AFDI Geller Fellow Nonie Darwish explains why we won't see any uprising of Muslim women calling for basic human rights:
Many in the West are hopeful that Islam will undergo a reformation at the hands of Muslim women. That it is just a matter of time before Muslim women will wise up, figure out what must be done, and stand together in unity to march for their equality and human rights. That’s what happened with non-Muslim feminists in the West, so why not in the Middle East?
The answer is complicated, but unlike Western feminists, who had no legal obstacles and who became media and popular culture darlings, Muslim women are facing an impossible task: legal, religious, constitutional and cultural obstacles. Muslim women not only reject a Western-style feminist rebellion, but also never took any opportunity, even during the Arab Spring, to carry signs stating “End Sharia’s oppression of Women,” or “equal rights under the law for women.”
It is puzzling and inexplicable for the West to see Muslim women defending Sharia and Islam and even taking pride in wearing the Islamic head cover. Muslim women are not ashamed, and do not feel that they must explain their to silence regarding the rape of non-Muslim women and women of a different sects of Islam by Muslim men.
The West will understand the horrific culture of Islam regarding women if they apply principles of psychology, such as the Stockholm syndrome and PTSD.
For 1400 years, Islam has used women against each other, and that is another reason why Muslim women have not united to start a feminist movement.
An example of Islam’s use of women against other women happened recently in the Islamic State (ISIS), which created an all-female brigade for the purpose of apprehending civilian women who do not abide by Islamic law.
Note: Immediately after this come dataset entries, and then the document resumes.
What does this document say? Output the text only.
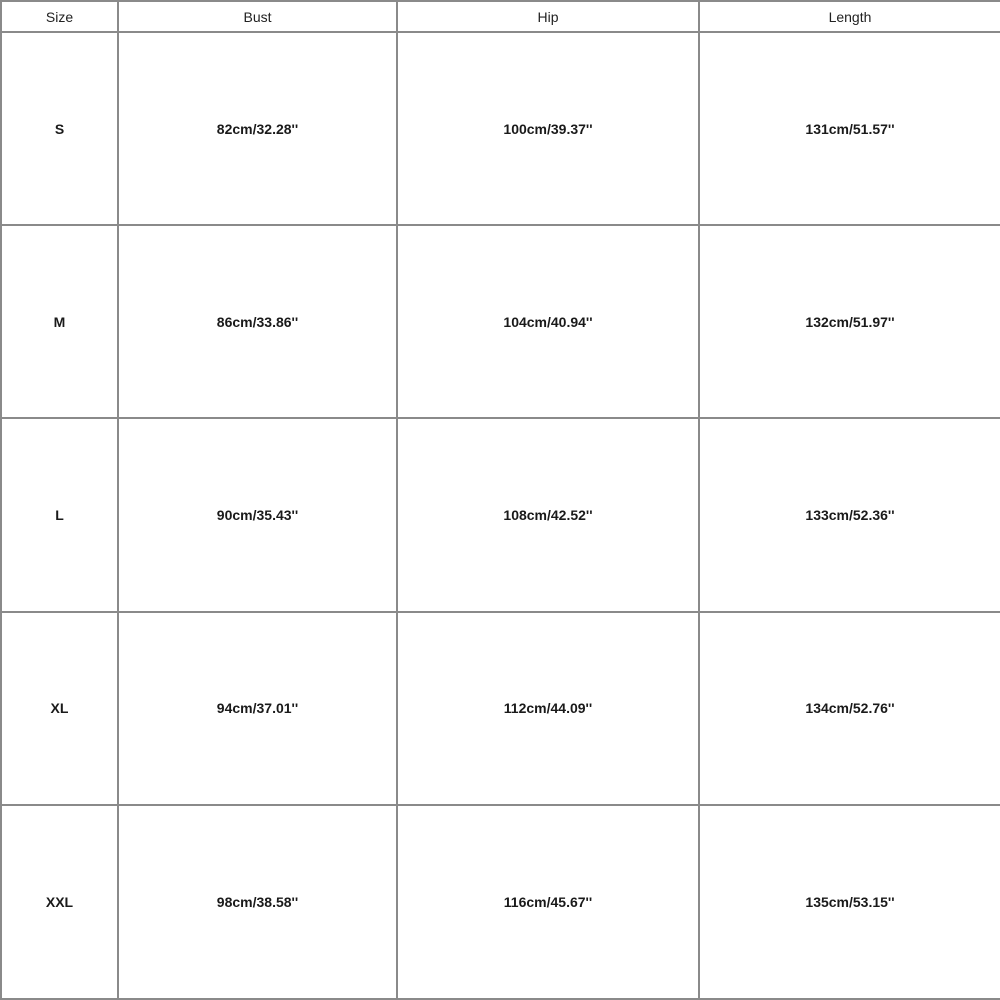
Size	Bust	Hip	Length
S	82cm/32.28''	100cm/39.37''	131cm/51.57''
M	86cm/33.86''	104cm/40.94''	132cm/51.97''
L	90cm/35.43''	108cm/42.52''	133cm/52.36''
XL	94cm/37.01''	112cm/44.09''	134cm/52.76''
XXL	98cm/38.58''	116cm/45.67''	135cm/53.15''
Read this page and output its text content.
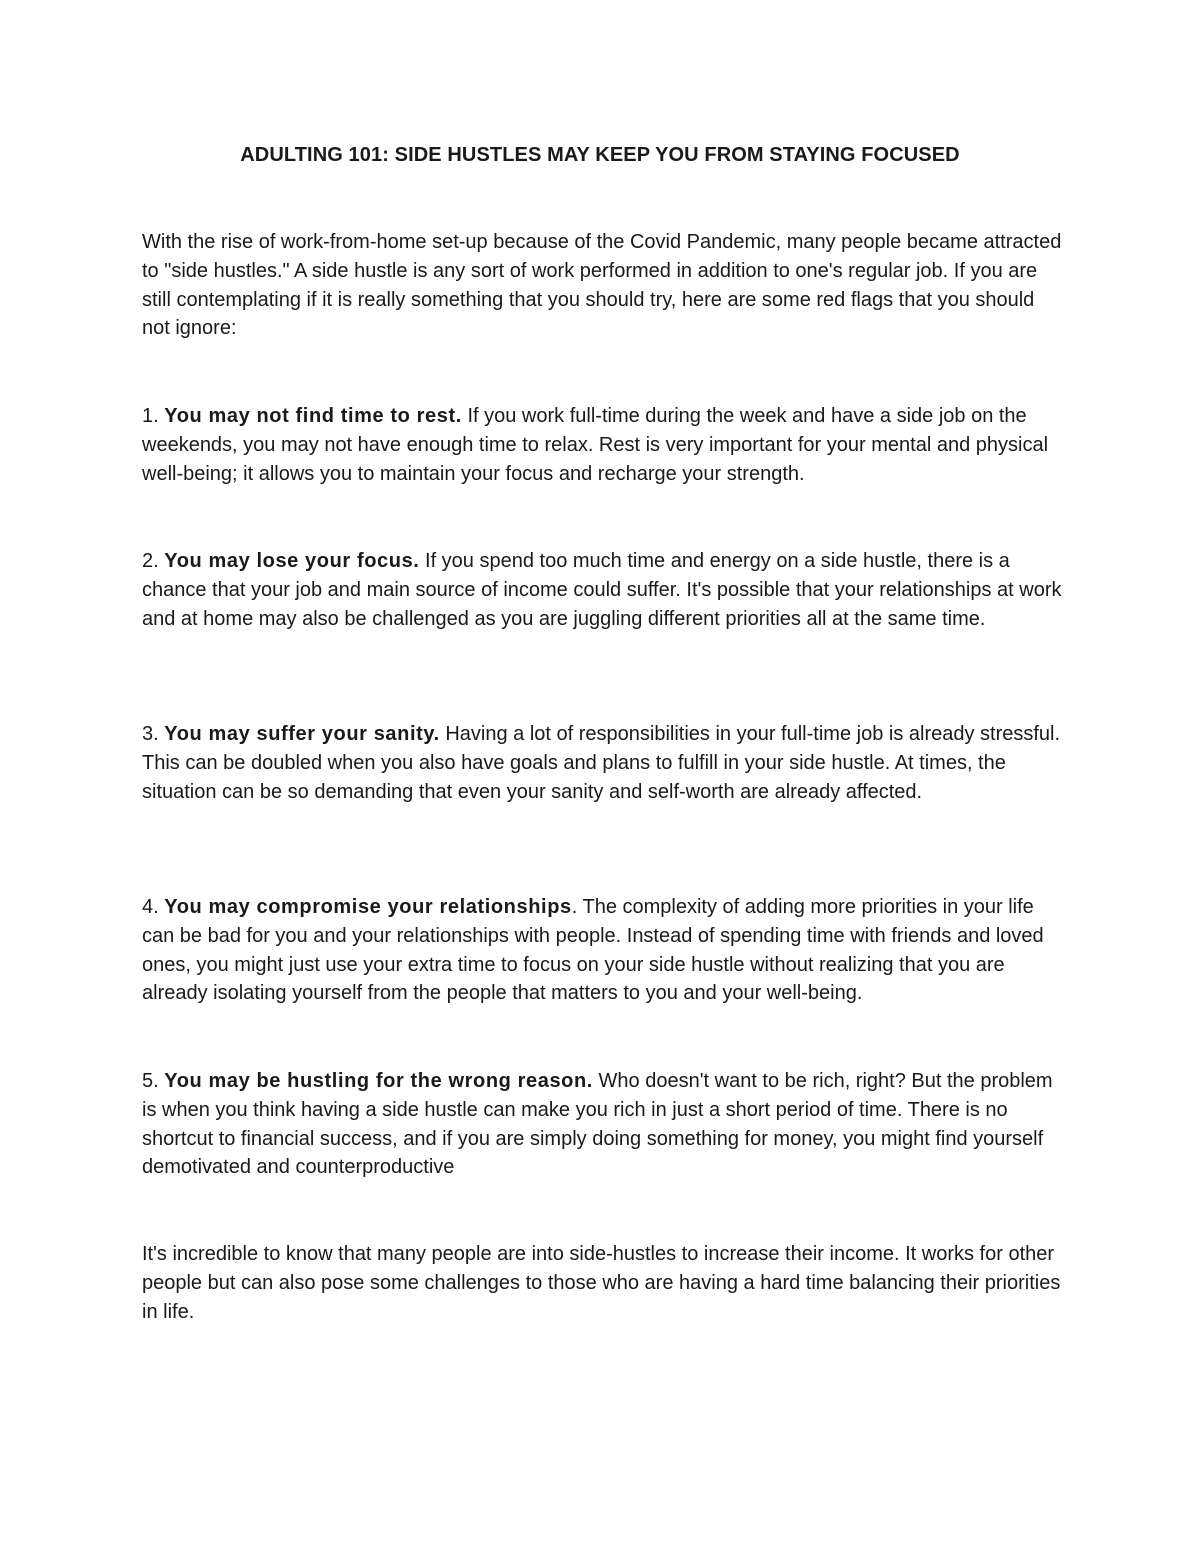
ADULTING 101: SIDE HUSTLES MAY KEEP YOU FROM STAYING FOCUSED

With the rise of work-from-home set-up because of the Covid Pandemic, many people became attracted to "side hustles." A side hustle is any sort of work performed in addition to one's regular job. If you are still contemplating if it is really something that you should try, here are some red flags that you should not ignore:

1. You may not find time to rest. If you work full-time during the week and have a side job on the weekends, you may not have enough time to relax. Rest is very important for your mental and physical well-being; it allows you to maintain your focus and recharge your strength.

2. You may lose your focus. If you spend too much time and energy on a side hustle, there is a chance that your job and main source of income could suffer. It's possible that your relationships at work and at home may also be challenged as you are juggling different priorities all at the same time.

3. You may suffer your sanity. Having a lot of responsibilities in your full-time job is already stressful. This can be doubled when you also have goals and plans to fulfill in your side hustle. At times, the situation can be so demanding that even your sanity and self-worth are already affected.

4. You may compromise your relationships. The complexity of adding more priorities in your life can be bad for you and your relationships with people. Instead of spending time with friends and loved ones, you might just use your extra time to focus on your side hustle without realizing that you are already isolating yourself from the people that matters to you and your well-being.

5. You may be hustling for the wrong reason. Who doesn't want to be rich, right? But the problem is when you think having a side hustle can make you rich in just a short period of time. There is no shortcut to financial success, and if you are simply doing something for money, you might find yourself demotivated and counterproductive

It's incredible to know that many people are into side-hustles to increase their income. It works for other people but can also pose some challenges to those who are having a hard time balancing their priorities in life.
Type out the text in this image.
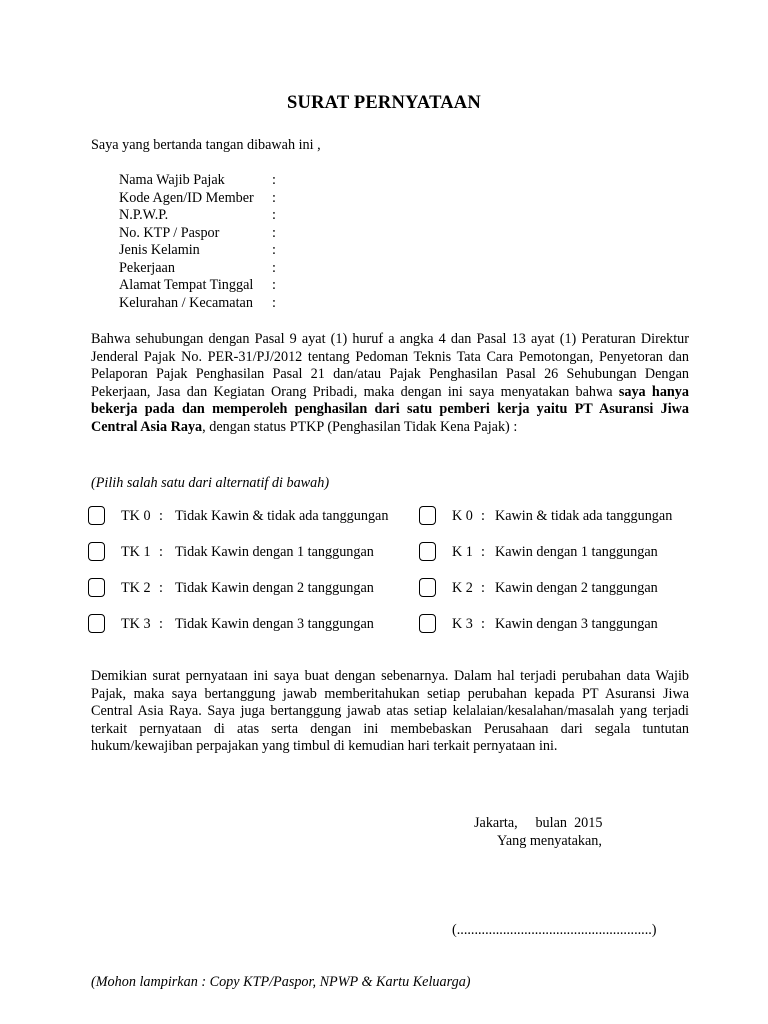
SURAT PERNYATAAN
Saya yang bertanda tangan dibawah ini ,
Nama Wajib Pajak	:
Kode Agen/ID Member	:
N.P.W.P.	:
No. KTP / Paspor	:
Jenis Kelamin	:
Pekerjaan	:
Alamat Tempat Tinggal	:
Kelurahan / Kecamatan	:
Bahwa sehubungan dengan Pasal 9 ayat (1) huruf a angka 4 dan Pasal 13 ayat (1) Peraturan Direktur Jenderal Pajak No. PER-31/PJ/2012 tentang Pedoman Teknis Tata Cara Pemotongan, Penyetoran dan Pelaporan Pajak Penghasilan Pasal 21 dan/atau Pajak Penghasilan Pasal 26 Sehubungan Dengan Pekerjaan, Jasa dan Kegiatan Orang Pribadi, maka dengan ini saya menyatakan bahwa saya hanya bekerja pada dan memperoleh penghasilan dari satu pemberi kerja yaitu PT Asuransi Jiwa Central Asia Raya, dengan status PTKP (Penghasilan Tidak Kena Pajak) :
(Pilih salah satu dari alternatif di bawah)
TK 0 : Tidak Kawin & tidak ada tanggungan
TK 1 : Tidak Kawin dengan 1 tanggungan
TK 2 : Tidak Kawin dengan 2 tanggungan
TK 3 : Tidak Kawin dengan 3 tanggungan
K 0 : Kawin & tidak ada tanggungan
K 1 : Kawin dengan 1 tanggungan
K 2 : Kawin dengan 2 tanggungan
K 3 : Kawin dengan 3 tanggungan
Demikian surat pernyataan ini saya buat dengan sebenarnya. Dalam hal terjadi perubahan data Wajib Pajak, maka saya bertanggung jawab memberitahukan setiap perubahan kepada PT Asuransi Jiwa Central Asia Raya. Saya juga bertanggung jawab atas setiap kelalaian/kesalahan/masalah yang terjadi terkait pernyataan di atas serta dengan ini membebaskan Perusahaan dari segala tuntutan hukum/kewajiban perpajakan yang timbul di kemudian hari terkait pernyataan ini.
Jakarta,     bulan  2015
Yang menyatakan,
(.......................................................)
(Mohon lampirkan : Copy KTP/Paspor, NPWP & Kartu Keluarga)
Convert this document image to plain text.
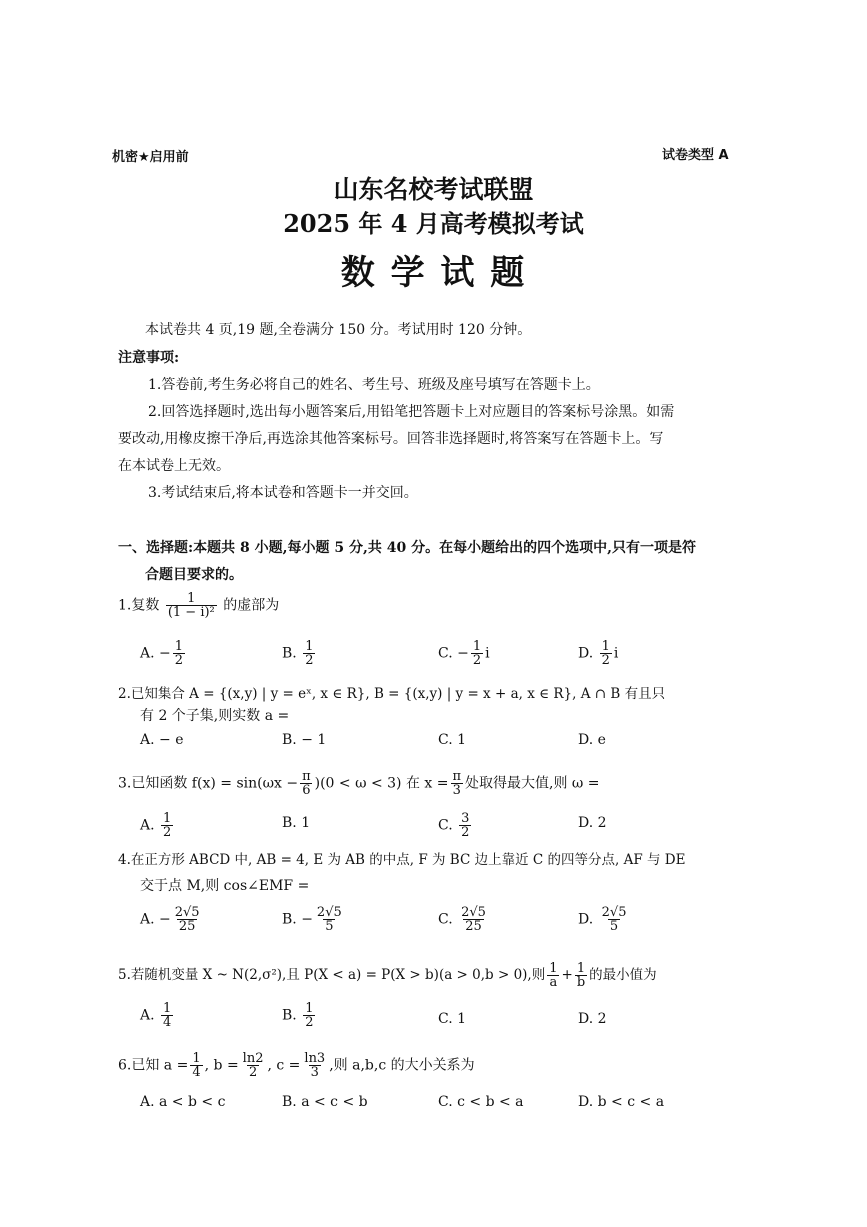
机密★启用前	试卷类型 A
山东名校考试联盟
2025 年 4 月高考模拟考试
数 学 试 题
本试卷共 4 页,19 题,全卷满分 150 分。考试用时 120 分钟。
注意事项:
1.答卷前,考生务必将自己的姓名、考生号、班级及座号填写在答题卡上。
2.回答选择题时,选出每小题答案后,用铅笔把答题卡上对应题目的答案标号涂黑。如需
要改动,用橡皮擦干净后,再选涂其他答案标号。回答非选择题时,将答案写在答题卡上。写
在本试卷上无效。
3.考试结束后,将本试卷和答题卡一并交回。
一、选择题:本题共 8 小题,每小题 5 分,共 40 分。在每小题给出的四个选项中,只有一项是符
合题目要求的。
1.复数 $\frac{1}{\text{(1 − i)²}}$ 的虚部为
A. − $\frac{1}{2}$	B. $\frac{1}{2}$	C. − $\frac{1}{2}$ i	D. $\frac{1}{2}$ i
2.已知集合 A = {(x,y) | y = eˣ, x ∈ R}, B = {(x,y) | y = x + a, x ∈ R}, A ∩ B 有且只
有 2 个子集,则实数 a =
A. − e	B. − 1	C. 1	D. e
3.已知函数 $f(x) = \sin(\omega x - \frac{\pi}{6} )(0 < \omega < 3)$ 在 $x = \frac{\pi}{3}$ 处取得最大值,则 ω =
A. $\frac{1}{2}$	B. 1	C. $\frac{3}{2}$	D. 2
4.在正方形 ABCD 中, AB = 4, E 为 AB 的中点, F 为 BC 边上靠近 C 的四等分点, AF 与 DE
交于点 M,则 cos∠EMF =
A. − $\frac{2√5}{25}$	B. − $\frac{2√5}{5}$	C. $\frac{2√5}{25}$	D. $\frac{2√5}{5}$
5.若随机变量 X ~ N(2,σ²),且 P(X < a) = P(X > b)(a > 0,b > 0),则 $\frac{1}{a} + \frac{1}{b}$ 的最小值为
A. $\frac{1}{4}$	B. $\frac{1}{2}$	C. 1	D. 2
6.已知 $a = \frac{1}{4}$ , $b = \frac{\ln 2}{2}$ , $c = \frac{\ln 3}{3}$ ,则 a,b,c 的大小关系为
A. a < b < c	B. a < c < b	C. c < b < a	D. b < c < a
The duties of that brigade are similar to the all-male virtue police in Saudi Arabia, but in the ISIS case, it is women who will arrest and apprehend other women. The all-female force has arrested women and schoolgirls, kept them locked up for hours, and even subjected some to whipping and humiliation for reasons such as showing hair from under a thin veil that does not meet proper Islamic standards.
Even within the Muslim family, distrust is prevalent because it is often the mothers and sisters who help and cover up for the men who commit honor killing of a woman within the family.
A feminist movement requires a degree of rebelliousness, but Islam closed that door of any hope for rebellion for women when the Quran condemned the rebellious woman by name. Islam gives the right to a husband to beat his rebellious wife, prevent her from leaving the house, and end her financial support. Muslim women are also encouraged and rewarded for shunning a rebellious woman.
It is the ultimate state of abuse when the slave is forbidden from rebelling or speaking out against a cruel master. A feminist movement within Islam without the approval of men is thus out of the question. All doors and windows are closed shut for women in Islam, under penalty of humiliation, beating and even death.
Over the centuries, Muslim women learned to cope with this horrific legal, religious and cultural burden placed on them, by adapting. In such an atmosphere, right becomes wrong and wrong becomes right, and the only way for a woman to be safe is to comply and express her pride in the Islamic bondage and learned helplessness.
Thus women in the Muslim world had no choice but develop survival tools and convoluted coping mechanisms similar to the Stockholm syndrome. They learned “if they can’t beat them join them,” and they had to improvise. So for Muslim women to achieve a certain level of power and respect, they learned never to defy their oppression, but to embrace it. They developed a warped and twisted sense of self, in which the self must be sacrificed for the sake of appearing obedient and proud to be a Muslim: a pride in bondage and high tolerance to oppression, not only on themselves but also towards other women.
Even today, educated Muslim women who consider themselves feminists support and defend Islam and sharia. Muslim feminist Linda Sarsour said: “I am a feminist and the reason I am a feminist is because I am a Muslim.”
Western institutions of higher learning have many eloquent and veiled academic Muslim feminists who defend Islam and Sharia. Over the years, Muslim women learned that defending Islam and Sharia would be very rewarding. Saudi Arabia and other Muslim nations always rewarded loyal Muslim women with prestigious positions in American academic institutions to teach Middle East studies or Islamic studies. Muslim nations especially like to hire Muslim women and also Christian Arabs to defend Islam in the West.
Many in the West believe that Islam will reform at the hands of women, but I disagree, because an Islamic reformation requires rebellion by both men and women, and preferably a miracle from God.
AFDI Geller Fellow Nonie Darwish is the author “The Devil We Don’t Know” and president of “Former Muslims United,” a program of the American Freedom Defense Initiative.